Marcus Townsend is in a holding pattern. He was a solider until an IED took away his career, as well as his vision. Now he is jobless, in pain, and struggling to make a new life for himself. When Marcus learns of a doctor who might be able to help with his vision, he’s ready to take the risk, even if it means crossing the country. Marcus knows he can no longer handle the idea of a plane trip but he can’t drive himself either. That’s when Fate steps in and he crosses paths with Rye Bellamy.
Rye has been a prostitute for as long as he can remember. It isn’t work that he likes, but he is good at it. His pimp has begun pressuring him to compromise his beliefs and, while Rye might be a prostitute, he has morals and he decides to go out on his own.
When Rye and Marcus meet, their connection is immediate and powerful. Rye agrees to be Marcus’ driver and the two men begin the long journey towards Atlanta and the doctor who might save Marcus’ vision. With miles to go, Rye and Marcus learn that second chances in life and love can happen in the midst of the most amazing adventures.
Taking the Long Way is the story of two men who want a new start and end up finding true love along the way. The book is well written and the author does a good job of capturing the exhilaration and exhaustion of a great road trip. I drive wherever I go and loathe flying, so I could really relate to the wanderlust that takes over when you’re on a long road trip and how emotionally freeing it can be. Unfortunately, the book had some pacing issues and tended to drag at times and then ended so quickly as to leave me feeling a bit unsatisfied. A solid thirty to fifty pages could have been condensed or culled and left the story intact and tighter.
Marcus and Rye are intriguing characters and it’s easy to root for both of them. Neither is a coward and each tends to face challenges head on, which is admirable. But neither character is given much depth. They aren’t caricatures, but nor do they seem fully dimensional.
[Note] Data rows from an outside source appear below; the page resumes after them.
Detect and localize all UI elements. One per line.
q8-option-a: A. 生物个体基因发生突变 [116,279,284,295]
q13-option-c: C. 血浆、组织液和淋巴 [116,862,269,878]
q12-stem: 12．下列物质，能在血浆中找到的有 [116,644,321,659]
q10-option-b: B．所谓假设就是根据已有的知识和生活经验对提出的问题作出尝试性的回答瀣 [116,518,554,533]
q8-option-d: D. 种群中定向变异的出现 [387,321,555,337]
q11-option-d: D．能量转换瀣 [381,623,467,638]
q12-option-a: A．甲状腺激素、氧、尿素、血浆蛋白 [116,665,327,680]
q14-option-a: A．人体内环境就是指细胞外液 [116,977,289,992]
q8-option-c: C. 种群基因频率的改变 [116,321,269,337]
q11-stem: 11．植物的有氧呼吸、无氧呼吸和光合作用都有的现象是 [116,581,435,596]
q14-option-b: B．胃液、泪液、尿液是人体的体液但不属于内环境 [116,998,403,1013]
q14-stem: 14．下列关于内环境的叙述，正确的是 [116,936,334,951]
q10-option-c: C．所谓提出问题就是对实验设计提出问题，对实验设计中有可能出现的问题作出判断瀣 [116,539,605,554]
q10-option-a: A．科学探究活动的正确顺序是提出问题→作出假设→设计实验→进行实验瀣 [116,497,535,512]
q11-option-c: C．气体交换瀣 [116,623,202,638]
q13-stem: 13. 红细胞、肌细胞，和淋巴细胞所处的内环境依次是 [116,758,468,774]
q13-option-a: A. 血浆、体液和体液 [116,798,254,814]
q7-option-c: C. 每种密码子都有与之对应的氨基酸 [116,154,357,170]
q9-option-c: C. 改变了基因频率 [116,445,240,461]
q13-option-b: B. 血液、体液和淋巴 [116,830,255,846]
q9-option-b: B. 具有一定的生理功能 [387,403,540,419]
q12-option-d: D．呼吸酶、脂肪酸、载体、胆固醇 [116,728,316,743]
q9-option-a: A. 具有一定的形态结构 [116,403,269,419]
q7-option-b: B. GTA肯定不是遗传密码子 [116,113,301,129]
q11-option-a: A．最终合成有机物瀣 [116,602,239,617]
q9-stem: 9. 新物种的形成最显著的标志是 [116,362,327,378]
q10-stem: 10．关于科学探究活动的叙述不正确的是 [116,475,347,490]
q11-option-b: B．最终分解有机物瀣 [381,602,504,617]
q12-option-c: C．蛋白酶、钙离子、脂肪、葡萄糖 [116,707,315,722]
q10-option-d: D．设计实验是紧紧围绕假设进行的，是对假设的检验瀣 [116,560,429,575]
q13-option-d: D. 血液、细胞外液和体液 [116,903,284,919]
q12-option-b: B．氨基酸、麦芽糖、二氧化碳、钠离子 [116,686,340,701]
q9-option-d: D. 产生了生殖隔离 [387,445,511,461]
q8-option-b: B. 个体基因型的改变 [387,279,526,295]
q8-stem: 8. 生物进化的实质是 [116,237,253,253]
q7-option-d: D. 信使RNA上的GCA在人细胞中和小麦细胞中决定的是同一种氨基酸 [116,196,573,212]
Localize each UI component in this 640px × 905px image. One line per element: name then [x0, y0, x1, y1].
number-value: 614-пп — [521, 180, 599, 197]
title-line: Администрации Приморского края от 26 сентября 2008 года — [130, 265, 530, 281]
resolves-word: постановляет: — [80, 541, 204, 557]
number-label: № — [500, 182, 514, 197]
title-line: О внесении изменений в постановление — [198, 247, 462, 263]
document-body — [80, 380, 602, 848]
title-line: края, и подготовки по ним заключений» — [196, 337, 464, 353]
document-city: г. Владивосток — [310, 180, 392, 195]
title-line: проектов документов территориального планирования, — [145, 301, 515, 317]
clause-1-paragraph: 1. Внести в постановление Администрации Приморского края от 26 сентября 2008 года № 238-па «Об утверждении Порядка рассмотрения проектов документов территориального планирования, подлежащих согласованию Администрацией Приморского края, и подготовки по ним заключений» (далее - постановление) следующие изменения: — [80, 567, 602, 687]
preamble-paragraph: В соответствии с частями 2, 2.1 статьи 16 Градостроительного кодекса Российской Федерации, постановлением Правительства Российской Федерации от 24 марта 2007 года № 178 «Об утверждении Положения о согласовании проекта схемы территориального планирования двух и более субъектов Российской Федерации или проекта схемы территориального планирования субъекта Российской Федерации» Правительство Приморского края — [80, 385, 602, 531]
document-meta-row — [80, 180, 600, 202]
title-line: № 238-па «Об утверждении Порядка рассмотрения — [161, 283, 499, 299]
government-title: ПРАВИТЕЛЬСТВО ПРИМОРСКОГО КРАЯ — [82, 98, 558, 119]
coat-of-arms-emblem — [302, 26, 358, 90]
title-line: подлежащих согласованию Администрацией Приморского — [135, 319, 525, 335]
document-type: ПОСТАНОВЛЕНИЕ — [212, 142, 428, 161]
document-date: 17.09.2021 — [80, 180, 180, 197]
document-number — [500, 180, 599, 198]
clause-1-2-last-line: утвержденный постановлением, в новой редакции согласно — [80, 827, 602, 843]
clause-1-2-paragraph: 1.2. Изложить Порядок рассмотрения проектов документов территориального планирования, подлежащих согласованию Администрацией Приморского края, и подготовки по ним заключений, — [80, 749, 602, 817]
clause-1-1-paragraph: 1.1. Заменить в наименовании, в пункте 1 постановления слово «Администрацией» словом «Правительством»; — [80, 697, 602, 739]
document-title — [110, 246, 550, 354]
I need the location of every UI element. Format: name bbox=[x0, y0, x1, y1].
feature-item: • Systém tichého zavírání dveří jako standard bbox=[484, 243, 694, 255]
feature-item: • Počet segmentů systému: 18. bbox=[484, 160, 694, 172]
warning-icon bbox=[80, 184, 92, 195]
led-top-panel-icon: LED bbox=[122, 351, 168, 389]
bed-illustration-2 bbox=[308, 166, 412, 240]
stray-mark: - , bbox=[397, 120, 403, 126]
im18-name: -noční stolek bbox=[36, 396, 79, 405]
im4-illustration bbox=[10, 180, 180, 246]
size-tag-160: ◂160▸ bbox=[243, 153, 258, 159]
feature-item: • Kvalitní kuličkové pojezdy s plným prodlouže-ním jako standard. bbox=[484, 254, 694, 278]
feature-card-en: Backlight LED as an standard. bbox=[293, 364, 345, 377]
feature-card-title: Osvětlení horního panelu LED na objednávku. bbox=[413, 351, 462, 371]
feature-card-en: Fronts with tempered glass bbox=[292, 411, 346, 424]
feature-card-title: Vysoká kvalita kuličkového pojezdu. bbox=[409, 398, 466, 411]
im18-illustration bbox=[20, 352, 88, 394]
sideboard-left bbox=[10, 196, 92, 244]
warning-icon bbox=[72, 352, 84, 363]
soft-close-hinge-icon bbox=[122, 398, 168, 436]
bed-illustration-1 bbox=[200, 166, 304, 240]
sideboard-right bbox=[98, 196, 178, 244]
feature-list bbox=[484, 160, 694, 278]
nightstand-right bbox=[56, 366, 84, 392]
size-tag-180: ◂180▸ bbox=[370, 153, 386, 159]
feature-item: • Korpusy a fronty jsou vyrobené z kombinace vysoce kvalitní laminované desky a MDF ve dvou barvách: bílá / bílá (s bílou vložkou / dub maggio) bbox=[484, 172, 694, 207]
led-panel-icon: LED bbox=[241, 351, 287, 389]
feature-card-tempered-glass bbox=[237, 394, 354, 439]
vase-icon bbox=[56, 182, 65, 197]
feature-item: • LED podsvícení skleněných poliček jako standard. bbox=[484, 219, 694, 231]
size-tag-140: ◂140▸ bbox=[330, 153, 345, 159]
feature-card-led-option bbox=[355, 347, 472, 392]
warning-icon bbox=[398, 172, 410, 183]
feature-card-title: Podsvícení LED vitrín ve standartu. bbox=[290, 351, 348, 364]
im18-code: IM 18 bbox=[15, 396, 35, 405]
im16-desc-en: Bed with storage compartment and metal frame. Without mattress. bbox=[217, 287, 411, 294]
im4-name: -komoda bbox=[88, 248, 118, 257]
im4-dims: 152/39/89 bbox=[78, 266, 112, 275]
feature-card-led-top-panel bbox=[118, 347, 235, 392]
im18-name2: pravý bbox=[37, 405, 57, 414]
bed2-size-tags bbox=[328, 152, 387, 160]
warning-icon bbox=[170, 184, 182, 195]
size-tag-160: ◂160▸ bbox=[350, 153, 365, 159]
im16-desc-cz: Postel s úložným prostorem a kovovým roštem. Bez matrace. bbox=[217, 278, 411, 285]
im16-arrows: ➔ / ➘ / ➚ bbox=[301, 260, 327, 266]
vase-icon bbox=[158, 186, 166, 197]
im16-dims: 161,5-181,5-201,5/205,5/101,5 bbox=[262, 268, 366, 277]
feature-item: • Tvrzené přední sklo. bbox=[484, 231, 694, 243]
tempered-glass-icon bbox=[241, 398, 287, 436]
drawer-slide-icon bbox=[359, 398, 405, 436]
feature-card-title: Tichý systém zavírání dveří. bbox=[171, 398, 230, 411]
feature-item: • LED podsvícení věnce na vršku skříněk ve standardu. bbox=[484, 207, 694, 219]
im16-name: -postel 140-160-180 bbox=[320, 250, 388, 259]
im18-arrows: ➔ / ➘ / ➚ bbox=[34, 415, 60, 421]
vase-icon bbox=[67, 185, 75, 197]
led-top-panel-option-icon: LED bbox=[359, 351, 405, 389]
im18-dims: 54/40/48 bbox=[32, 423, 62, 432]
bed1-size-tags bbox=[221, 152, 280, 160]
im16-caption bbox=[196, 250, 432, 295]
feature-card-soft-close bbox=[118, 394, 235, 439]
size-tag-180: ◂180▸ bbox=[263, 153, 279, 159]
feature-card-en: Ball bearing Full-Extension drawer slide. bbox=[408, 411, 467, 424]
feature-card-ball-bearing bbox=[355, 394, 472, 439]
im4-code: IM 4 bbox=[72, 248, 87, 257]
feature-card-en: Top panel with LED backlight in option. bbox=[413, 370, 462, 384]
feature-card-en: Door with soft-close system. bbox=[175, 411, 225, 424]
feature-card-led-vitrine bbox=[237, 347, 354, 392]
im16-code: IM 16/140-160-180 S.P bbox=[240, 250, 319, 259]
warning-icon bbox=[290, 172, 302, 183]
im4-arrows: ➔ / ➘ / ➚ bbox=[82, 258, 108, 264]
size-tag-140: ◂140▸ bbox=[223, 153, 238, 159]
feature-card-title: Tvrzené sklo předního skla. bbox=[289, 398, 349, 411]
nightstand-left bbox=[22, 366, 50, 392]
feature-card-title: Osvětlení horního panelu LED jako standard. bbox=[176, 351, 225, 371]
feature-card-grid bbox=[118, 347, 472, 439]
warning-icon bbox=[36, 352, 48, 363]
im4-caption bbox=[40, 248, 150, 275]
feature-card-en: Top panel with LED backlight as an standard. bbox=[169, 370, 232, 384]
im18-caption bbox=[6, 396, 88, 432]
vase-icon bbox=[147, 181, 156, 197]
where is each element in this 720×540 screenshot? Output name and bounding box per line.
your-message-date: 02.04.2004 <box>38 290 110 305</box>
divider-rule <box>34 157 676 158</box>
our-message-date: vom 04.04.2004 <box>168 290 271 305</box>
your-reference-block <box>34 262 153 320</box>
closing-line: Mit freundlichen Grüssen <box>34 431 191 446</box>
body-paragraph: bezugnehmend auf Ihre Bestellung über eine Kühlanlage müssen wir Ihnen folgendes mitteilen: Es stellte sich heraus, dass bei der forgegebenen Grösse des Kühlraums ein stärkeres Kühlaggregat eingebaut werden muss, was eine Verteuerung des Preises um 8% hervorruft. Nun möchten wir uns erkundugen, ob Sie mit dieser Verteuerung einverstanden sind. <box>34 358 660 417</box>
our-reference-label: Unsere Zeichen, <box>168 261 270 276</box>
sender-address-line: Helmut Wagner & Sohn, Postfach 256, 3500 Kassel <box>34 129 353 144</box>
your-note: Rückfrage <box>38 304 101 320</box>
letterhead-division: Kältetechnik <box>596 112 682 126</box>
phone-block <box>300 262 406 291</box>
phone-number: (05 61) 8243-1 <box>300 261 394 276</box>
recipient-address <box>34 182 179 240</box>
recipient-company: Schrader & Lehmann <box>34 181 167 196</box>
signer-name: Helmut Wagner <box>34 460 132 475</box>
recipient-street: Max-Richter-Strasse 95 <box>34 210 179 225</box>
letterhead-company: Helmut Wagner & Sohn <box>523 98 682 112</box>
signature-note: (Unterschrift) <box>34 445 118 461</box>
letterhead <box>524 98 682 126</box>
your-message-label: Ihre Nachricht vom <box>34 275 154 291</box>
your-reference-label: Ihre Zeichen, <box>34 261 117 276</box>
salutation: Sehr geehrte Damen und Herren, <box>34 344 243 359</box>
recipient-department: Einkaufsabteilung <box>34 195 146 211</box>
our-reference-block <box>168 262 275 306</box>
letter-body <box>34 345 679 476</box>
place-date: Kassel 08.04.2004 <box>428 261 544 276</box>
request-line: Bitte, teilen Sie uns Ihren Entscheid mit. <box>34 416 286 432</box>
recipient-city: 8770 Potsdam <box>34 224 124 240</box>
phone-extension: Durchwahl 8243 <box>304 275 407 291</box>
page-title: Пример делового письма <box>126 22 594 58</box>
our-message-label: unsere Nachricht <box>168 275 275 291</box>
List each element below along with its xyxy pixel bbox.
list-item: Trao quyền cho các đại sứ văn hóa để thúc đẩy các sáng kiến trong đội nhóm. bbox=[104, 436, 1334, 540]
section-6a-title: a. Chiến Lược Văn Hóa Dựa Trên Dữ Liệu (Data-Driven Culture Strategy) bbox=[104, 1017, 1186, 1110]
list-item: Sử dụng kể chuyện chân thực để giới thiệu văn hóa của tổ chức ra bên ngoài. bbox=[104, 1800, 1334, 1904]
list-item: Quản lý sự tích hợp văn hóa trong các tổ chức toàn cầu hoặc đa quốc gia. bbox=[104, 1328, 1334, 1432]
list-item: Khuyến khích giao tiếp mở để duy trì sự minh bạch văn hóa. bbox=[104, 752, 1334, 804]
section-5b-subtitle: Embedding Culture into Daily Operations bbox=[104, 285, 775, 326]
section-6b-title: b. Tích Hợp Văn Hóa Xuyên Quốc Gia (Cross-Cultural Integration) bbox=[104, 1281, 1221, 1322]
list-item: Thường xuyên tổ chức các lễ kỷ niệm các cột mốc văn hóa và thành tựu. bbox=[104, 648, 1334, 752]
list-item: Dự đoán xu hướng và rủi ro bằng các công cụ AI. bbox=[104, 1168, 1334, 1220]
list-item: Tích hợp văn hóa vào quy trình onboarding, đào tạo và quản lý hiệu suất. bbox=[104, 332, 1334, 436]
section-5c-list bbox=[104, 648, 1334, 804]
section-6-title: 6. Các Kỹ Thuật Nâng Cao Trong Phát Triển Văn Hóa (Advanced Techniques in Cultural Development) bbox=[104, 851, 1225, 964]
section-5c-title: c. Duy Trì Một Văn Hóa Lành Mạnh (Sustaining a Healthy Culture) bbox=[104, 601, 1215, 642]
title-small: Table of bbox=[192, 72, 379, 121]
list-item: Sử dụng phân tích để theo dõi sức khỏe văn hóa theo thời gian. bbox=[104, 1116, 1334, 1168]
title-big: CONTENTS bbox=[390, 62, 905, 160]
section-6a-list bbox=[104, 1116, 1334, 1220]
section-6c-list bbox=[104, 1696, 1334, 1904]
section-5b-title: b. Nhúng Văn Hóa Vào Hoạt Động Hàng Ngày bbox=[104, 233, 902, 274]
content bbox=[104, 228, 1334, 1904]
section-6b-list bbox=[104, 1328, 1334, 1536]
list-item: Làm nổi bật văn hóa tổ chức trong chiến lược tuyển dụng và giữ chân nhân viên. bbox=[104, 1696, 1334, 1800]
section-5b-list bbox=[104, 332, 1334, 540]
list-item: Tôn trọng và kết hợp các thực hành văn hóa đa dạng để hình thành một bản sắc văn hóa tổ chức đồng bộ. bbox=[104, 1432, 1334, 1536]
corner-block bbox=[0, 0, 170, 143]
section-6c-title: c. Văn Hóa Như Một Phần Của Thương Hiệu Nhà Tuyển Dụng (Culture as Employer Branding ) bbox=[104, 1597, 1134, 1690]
They seem to exist in the here and now without casting a wider shadow. So while their actions don’t necessarily read as unrealistic, nor do they seem reflective of the characters and their experiences. They work well together as a couple and their arguments stem from classic problems with communication and situation. So while this was not an especially original couple, they were very relatable and certainly possessed a charming sweetness.
My biggest issue with Taking the Long Way was the timeframe used to both establish and escalate the relationship between Rye and Marcus. Their journey is weeklong and in that time they go from absolute strangers to in love. The depth of their feelings for one another is improbable given the short amount of time they’ve known one another, especially when one considers they spend most of the trip either fighting or giving one another the sex business. Marcus has never self-identified as gay or bisexual, but he seems altogether nonplussed by his sudden attraction to Rye. That he loves Rye I can believe, but that he does so without even an iota of soul searching or surprise at a potentially life changing piece of self realization, strains the limits of credibility. I generally have a hard time buying into the concept of love at first sight or the instant connection that catapults a couple to love. Perhaps I’m too cynical, but I’ve read my fair share of books where the author makes this particular trope work. But in Taking the Long Way, while I liked Marcus and Rye as a couple, I never really believed in the reality of their relationship. It just didn’t tell ring true.
Overall Taking the Long Way is a rather sweet, ordinary romance between two men from different worlds. And that isn’t always a bad thing. While I struggled to embrace the fast forward nature of their love affair, I did appreciate the chemistry that existed between Rye and Marcus and their desire for a second chance. If you enjoy road trips and the evolution of strangers to lovers, then Taking the Long Way might be for you.
A review copy of this book was provided by Dreamspinner Press.